“The problem is, as always, that your argument can be applied to just about any group where an individual (or a few individuals) become extremists. By your logic, we could ban Christianity, Islam, Hinduism, Unions, etc, etc.”
Clearly it cannot, as my argument does not pertain to groups but to individuals engaging in specific behaviors.
“And as a degreed historian”. Oh? Which area of history?
“I made the claim about the use of psychiatric hospitals against dissenters because that is the road we are traveling - suppression of dissent and that was a tool used by the regime we appear hell-bent on emulating.”
That’s a slippery-slope argument, and a logical fallacy on the face of it. More subtly you made a causality error, claiming that “the use of psychiatric hospitals against dissenters” is an effect of censorship, which it is, to the best of my knowledge, at most of co-effect with it of tyranny.

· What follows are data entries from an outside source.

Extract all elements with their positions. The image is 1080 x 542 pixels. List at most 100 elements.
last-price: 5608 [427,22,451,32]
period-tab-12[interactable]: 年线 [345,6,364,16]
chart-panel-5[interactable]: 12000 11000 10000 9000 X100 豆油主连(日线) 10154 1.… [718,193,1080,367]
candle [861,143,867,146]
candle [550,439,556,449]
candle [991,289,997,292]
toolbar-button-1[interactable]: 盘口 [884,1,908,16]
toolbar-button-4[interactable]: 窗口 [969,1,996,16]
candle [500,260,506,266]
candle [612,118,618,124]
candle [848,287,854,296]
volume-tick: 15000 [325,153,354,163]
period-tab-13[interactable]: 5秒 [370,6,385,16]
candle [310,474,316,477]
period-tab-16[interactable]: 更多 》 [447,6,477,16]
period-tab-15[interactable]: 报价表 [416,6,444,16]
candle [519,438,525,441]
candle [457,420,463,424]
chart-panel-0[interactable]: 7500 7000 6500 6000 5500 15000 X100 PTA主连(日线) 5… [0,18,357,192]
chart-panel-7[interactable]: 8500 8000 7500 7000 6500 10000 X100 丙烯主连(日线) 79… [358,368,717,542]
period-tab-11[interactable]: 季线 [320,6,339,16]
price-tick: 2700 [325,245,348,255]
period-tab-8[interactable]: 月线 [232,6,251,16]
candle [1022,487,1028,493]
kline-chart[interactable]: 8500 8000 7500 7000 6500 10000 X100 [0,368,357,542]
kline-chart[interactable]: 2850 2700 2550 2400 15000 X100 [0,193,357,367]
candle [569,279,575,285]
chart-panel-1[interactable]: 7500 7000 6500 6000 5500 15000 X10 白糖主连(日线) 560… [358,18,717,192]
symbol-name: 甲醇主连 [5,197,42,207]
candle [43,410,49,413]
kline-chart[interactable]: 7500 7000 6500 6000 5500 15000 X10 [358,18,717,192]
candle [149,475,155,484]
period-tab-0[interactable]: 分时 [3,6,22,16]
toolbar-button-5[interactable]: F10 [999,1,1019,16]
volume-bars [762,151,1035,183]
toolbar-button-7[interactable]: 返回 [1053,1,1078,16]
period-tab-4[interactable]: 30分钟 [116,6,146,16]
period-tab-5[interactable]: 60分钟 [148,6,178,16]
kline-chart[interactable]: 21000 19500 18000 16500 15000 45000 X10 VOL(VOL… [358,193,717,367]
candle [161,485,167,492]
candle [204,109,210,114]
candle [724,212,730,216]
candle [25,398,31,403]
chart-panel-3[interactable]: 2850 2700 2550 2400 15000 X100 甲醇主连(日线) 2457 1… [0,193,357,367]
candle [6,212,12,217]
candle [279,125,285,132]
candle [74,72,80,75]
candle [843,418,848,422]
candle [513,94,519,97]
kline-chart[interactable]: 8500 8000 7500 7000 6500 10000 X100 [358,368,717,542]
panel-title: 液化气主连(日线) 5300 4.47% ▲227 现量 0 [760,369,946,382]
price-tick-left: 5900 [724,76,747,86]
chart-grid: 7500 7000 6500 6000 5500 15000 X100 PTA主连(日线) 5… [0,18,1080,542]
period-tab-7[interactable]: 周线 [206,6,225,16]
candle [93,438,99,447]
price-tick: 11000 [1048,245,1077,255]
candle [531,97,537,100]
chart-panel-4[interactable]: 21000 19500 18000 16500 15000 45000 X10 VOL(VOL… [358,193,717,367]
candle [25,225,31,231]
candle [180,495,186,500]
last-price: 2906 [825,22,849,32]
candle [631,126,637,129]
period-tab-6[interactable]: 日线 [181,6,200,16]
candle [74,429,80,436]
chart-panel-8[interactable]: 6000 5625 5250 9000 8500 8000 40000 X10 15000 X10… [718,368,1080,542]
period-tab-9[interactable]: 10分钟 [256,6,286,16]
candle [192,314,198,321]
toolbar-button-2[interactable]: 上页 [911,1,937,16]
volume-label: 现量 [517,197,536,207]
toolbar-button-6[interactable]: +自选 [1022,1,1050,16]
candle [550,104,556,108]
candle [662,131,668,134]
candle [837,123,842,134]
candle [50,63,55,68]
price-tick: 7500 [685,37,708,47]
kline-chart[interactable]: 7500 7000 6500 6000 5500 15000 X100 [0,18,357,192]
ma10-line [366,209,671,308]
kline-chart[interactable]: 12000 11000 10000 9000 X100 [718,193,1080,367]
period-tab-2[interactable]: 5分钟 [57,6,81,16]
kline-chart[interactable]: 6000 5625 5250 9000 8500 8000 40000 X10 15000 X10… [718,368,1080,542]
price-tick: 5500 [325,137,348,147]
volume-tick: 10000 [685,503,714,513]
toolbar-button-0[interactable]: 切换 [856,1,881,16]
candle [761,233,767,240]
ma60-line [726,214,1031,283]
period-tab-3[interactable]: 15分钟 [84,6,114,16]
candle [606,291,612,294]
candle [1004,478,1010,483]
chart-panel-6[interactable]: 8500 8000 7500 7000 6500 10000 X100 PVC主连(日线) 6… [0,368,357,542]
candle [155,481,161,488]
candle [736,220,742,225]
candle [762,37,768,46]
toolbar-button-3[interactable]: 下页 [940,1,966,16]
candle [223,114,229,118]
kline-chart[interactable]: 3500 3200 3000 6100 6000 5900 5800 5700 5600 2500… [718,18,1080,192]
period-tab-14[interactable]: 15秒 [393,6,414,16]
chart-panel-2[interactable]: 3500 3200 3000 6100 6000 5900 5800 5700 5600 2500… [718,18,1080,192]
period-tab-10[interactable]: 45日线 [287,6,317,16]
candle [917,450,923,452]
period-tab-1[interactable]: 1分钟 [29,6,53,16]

Tyranny is something states do. We’re discussing Patreon, which is not a state.
“As for the consequences being overshadowed, that’s true only if you believe freedom of expression has no intrinsic value.”
That is the logical fallacy of the Excluded Middle. One need not believe freedom of expression has “no intrinsic value” to believe however great its value, that doesn’t exceed the value of millions of lives or the value of living in a society in which there is not a genocide.
“Sadly, nobody believes ‘make no law’ actually means ‘make no law’.”
Perhaps the prevalence you find of a lack of support for your extremism on free speech should give you pause.
“Those who would give up essential liberty to purchase a little temporary safety deserve neither liberty nor safety.”
That’s the Naturalistic Fallacy, using a deservingness (“should”) argument in the place of an argument of substance (“is”).
“And as a follow-up, please explain how your theory does not lead to banning the Bible, the Holy Qur’an, and the Communist Manifesto. Individuals and groups have used those to defend violent acts, and continue to do so.”
Is this really the best you can do? You really don’t seem to understand the basis of your own position, and have a garbled notion of the historical precedents and philosophical premises that argue for “free speech”. The Founding Fathers did not include the first amendment, well, initially at all, hence “amendment”, but more to the point, they did not include it because they believed “freedom of expression” had infinite value. If they had, we wouldn’t have promptly wound up with the execrable Alien and Sedition Acts of 1789.
In any event, to address your point, we weren’t discussing the banning of books by the state. We’re discussing the refusal of service of payment processing by a privately held business.
And given that (lamentably in my opinion) our SCOTUS has decided that money is speech and corporations have rights, it would seem that Patreon deciding they don’t want to use their money/speech to promote QAnon means that Patreon’s side is actually the maximally free-speech side.